The causes of neuroblastoma are not completely known. However, researchers have found important differences between neuroblastoma cells and the normal neuroblasts (primitive nerve cells) they develop from. They have also found differences between neuroblastomas likely to respond to treatment and those that have a poor prognosis (outlook). These differences (prognostic markers) are useful in selecting treatment for some patients (see the sections, "How is neuroblastoma diagnosed?" and "How is neuroblastoma treated?").

For many years, scientists have known that both nerve cells and cells of the medulla (center) of the adrenal gland develop from cells in the fetus called neuroblasts. Many researchers think that neuroblastomas develop when normal fetal neuroblasts fail to become mature nerve cells or adrenal medulla cells. Instead, they continue to grow and divide.

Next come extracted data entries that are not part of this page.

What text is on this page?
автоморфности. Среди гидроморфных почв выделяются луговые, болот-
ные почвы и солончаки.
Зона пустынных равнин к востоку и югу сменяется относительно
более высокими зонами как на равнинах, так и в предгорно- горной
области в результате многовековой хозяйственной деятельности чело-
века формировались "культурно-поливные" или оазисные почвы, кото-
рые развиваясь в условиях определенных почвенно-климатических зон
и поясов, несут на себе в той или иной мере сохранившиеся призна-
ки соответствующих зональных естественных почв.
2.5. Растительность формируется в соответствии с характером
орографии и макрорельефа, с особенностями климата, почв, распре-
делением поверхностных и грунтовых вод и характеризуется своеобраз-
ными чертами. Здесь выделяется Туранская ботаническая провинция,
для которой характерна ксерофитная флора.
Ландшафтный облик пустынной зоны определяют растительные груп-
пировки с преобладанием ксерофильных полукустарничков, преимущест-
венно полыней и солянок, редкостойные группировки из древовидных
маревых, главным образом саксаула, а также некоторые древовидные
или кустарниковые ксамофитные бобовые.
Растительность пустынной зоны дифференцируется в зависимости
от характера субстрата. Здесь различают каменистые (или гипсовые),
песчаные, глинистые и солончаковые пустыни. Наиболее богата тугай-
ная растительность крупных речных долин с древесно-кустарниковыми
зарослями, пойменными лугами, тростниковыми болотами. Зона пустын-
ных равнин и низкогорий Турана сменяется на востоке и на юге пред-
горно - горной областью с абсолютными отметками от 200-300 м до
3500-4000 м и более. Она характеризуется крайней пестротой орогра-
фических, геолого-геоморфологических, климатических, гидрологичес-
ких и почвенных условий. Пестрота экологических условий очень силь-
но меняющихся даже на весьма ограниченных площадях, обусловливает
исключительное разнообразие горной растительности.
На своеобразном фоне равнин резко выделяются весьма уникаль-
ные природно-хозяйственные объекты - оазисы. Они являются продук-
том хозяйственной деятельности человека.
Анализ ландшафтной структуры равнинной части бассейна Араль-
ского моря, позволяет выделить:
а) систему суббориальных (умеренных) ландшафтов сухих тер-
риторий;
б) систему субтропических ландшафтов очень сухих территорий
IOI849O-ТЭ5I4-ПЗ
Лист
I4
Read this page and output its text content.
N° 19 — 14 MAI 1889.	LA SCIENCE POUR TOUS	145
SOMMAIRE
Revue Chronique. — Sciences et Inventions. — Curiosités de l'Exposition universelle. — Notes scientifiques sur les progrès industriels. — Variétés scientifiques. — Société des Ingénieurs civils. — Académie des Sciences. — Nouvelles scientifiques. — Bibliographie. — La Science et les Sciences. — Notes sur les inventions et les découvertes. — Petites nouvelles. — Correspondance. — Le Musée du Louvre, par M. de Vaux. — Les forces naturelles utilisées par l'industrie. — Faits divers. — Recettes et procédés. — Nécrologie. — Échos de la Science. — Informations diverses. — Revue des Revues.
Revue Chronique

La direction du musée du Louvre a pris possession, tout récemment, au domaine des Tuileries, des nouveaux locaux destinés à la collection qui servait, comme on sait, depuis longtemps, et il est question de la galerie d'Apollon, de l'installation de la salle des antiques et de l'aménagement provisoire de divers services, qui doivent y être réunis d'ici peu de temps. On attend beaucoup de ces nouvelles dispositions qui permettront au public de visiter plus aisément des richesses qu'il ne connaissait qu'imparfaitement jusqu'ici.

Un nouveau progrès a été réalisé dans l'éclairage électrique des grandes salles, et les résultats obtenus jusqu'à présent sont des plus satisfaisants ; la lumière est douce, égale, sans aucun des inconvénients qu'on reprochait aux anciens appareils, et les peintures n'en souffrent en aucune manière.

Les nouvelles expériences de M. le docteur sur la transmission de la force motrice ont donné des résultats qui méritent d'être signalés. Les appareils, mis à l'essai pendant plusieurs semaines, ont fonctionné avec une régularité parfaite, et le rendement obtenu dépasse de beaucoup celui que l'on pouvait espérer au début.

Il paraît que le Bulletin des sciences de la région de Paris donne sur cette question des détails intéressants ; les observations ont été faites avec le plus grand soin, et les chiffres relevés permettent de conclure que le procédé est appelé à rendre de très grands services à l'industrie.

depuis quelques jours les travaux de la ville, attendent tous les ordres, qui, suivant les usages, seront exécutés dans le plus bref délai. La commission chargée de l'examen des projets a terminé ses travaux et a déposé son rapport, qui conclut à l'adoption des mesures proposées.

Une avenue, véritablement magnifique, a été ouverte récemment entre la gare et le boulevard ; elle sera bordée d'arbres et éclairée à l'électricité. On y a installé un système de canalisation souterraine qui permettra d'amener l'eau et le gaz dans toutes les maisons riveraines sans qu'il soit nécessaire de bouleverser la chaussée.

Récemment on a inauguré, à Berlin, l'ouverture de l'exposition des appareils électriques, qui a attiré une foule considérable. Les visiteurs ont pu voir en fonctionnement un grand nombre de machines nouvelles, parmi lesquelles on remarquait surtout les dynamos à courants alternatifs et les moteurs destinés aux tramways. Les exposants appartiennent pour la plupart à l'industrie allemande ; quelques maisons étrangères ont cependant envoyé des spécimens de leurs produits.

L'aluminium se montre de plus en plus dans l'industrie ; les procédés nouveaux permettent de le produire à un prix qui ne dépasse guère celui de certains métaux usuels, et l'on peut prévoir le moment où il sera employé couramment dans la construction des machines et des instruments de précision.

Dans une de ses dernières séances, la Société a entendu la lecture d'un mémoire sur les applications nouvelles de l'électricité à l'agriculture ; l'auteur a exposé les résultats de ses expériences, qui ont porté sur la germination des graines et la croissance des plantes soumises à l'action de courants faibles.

Neuroblasts may not have completely matured by the time a baby is born. In fact, studies have shown that small clusters of neuroblasts are common in infants less than 3 months old. Most of these eventually mature into nerve cells or simply disappear and do not form neuroblastomas. Sometimes, neuroblasts remaining in very young infants continue to grow and then form tumors and may even spread to other parts of the body. But many of these tumors will still eventually mature into nerve tissue or disappear.

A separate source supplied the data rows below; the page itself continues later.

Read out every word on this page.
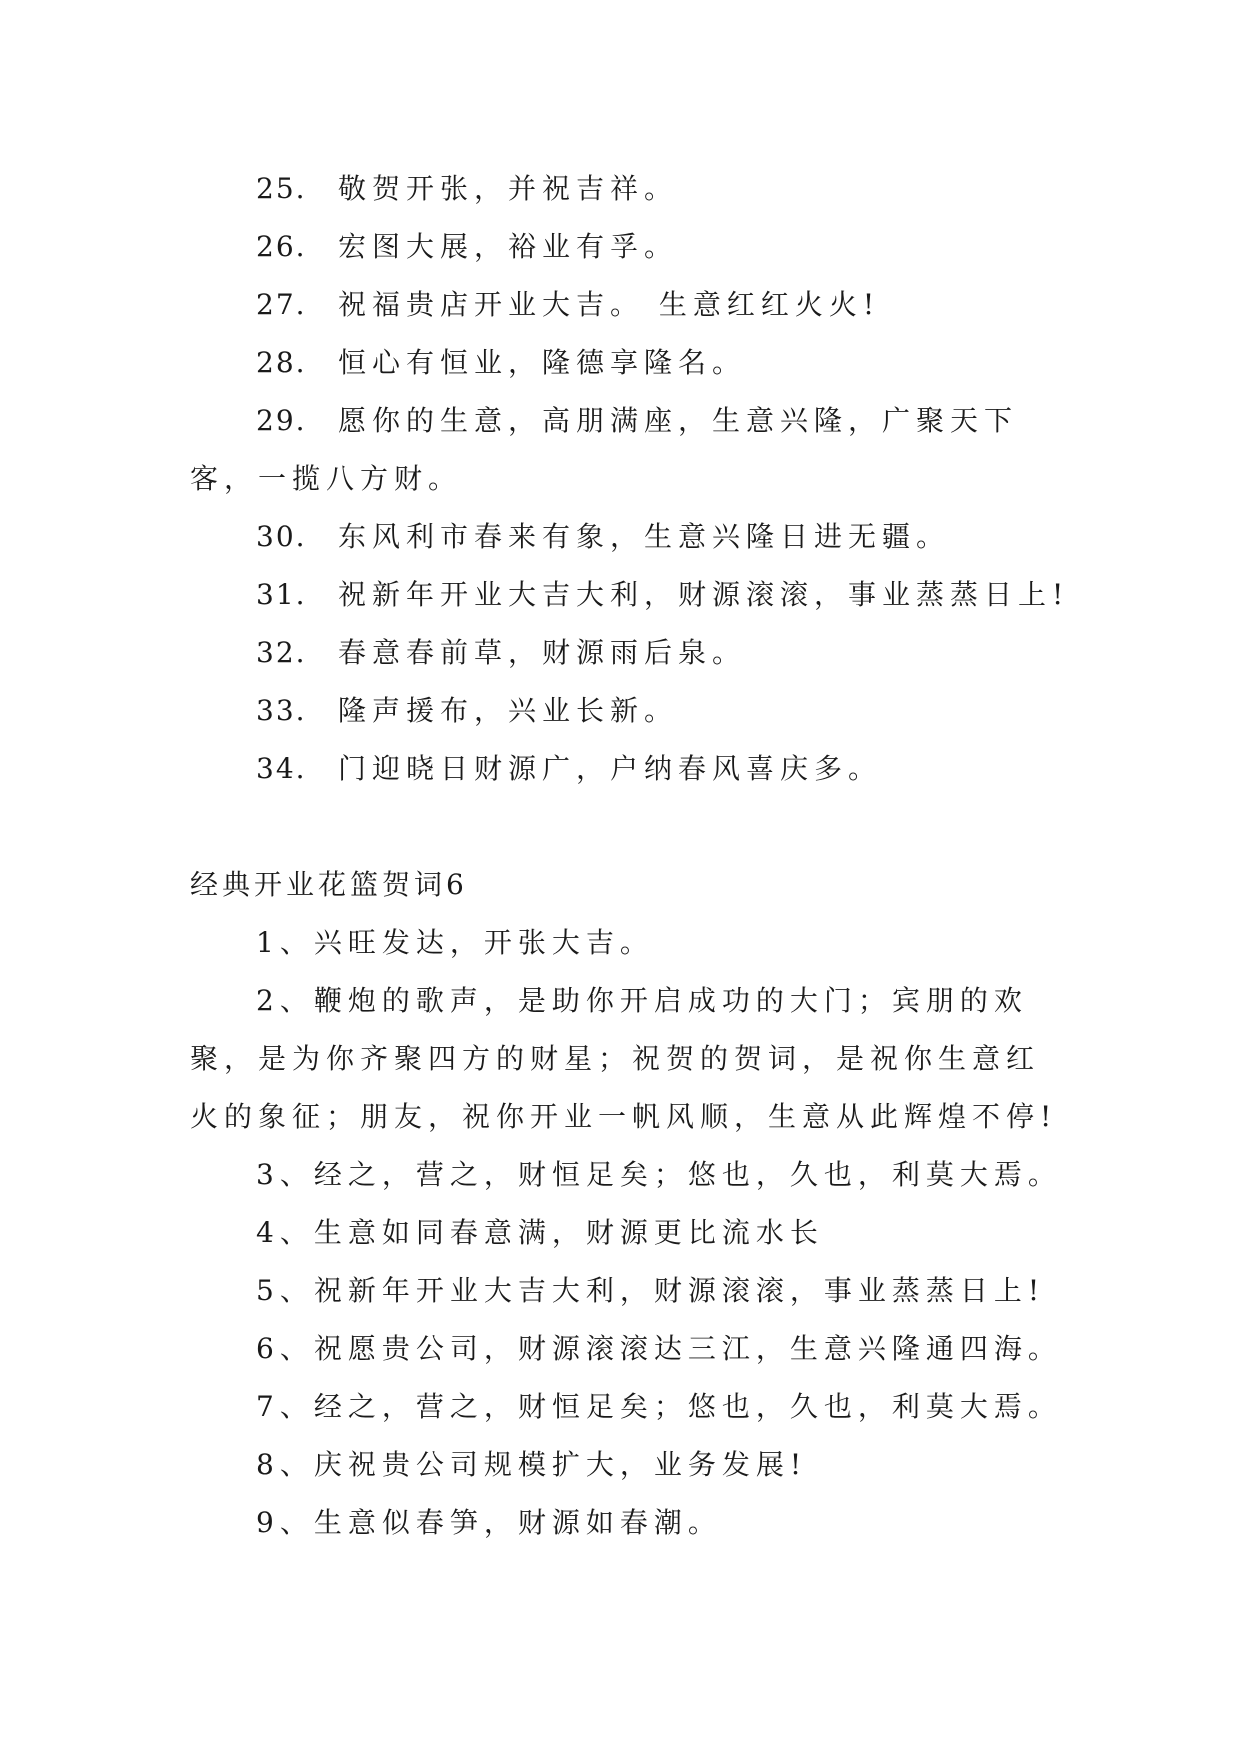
25. 敬贺开张，并祝吉祥。

26. 宏图大展，裕业有孚。

27. 祝福贵店开业大吉。 生意红红火火!

28. 恒心有恒业，隆德享隆名。

29. 愿你的生意，高朋满座，生意兴隆，广聚天下客，一揽八方财。

30. 东风利市春来有象，生意兴隆日进无疆。

31. 祝新年开业大吉大利，财源滚滚，事业蒸蒸日上!

32. 春意春前草，财源雨后泉。

33. 隆声援布，兴业长新。

34. 门迎晓日财源广，户纳春风喜庆多。

经典开业花篮贺词6

1、兴旺发达，开张大吉。

2、鞭炮的歌声，是助你开启成功的大门；宾朋的欢聚，是为你齐聚四方的财星；祝贺的贺词，是祝你生意红火的象征；朋友，祝你开业一帆风顺，生意从此辉煌不停!

3、经之，营之，财恒足矣；悠也，久也，利莫大焉。

4、生意如同春意满，财源更比流水长

5、祝新年开业大吉大利，财源滚滚，事业蒸蒸日上!

6、祝愿贵公司，财源滚滚达三江，生意兴隆通四海。

7、经之，营之，财恒足矣；悠也，久也，利莫大焉。

8、庆祝贵公司规模扩大，业务发展!

9、生意似春笋，财源如春潮。
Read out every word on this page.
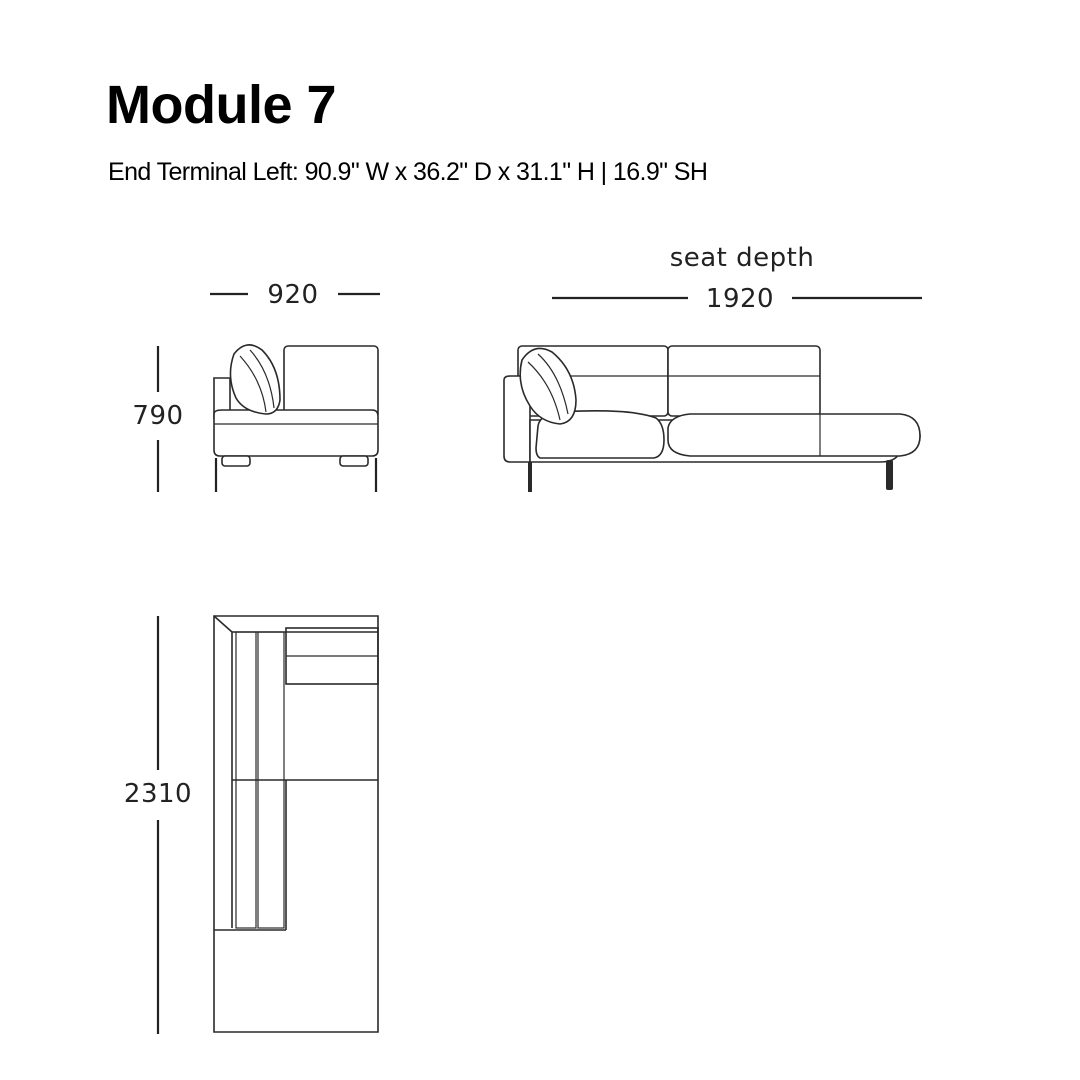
Module 7

End Terminal Left: 90.9" W x 36.2" D x 31.1" H | 16.9" SH

920
790
seat depth
1920
2310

However, as children get older, it becomes less likely that these cells will mature and more likely that they will continue to grow into a cancer. By the time neuroblastomas are large enough to be felt or cause symptoms, most can no longer mature on their own and will grow and spread unless treated.

This failure to mature and to stop growing is due to abnormalities in the DNA of neuroblasts. DNA is the substance that carries the instructions for nearly everything our cells do. DNA is found in each cell's nucleus (control center), in long string-like structures called chromosomes. We usually look like our parents because they are the source of our DNA, but DNA affects more than how we look. It affects many aspects of how our body functions, including our risks for developing certain diseases such as some kinds of cancer.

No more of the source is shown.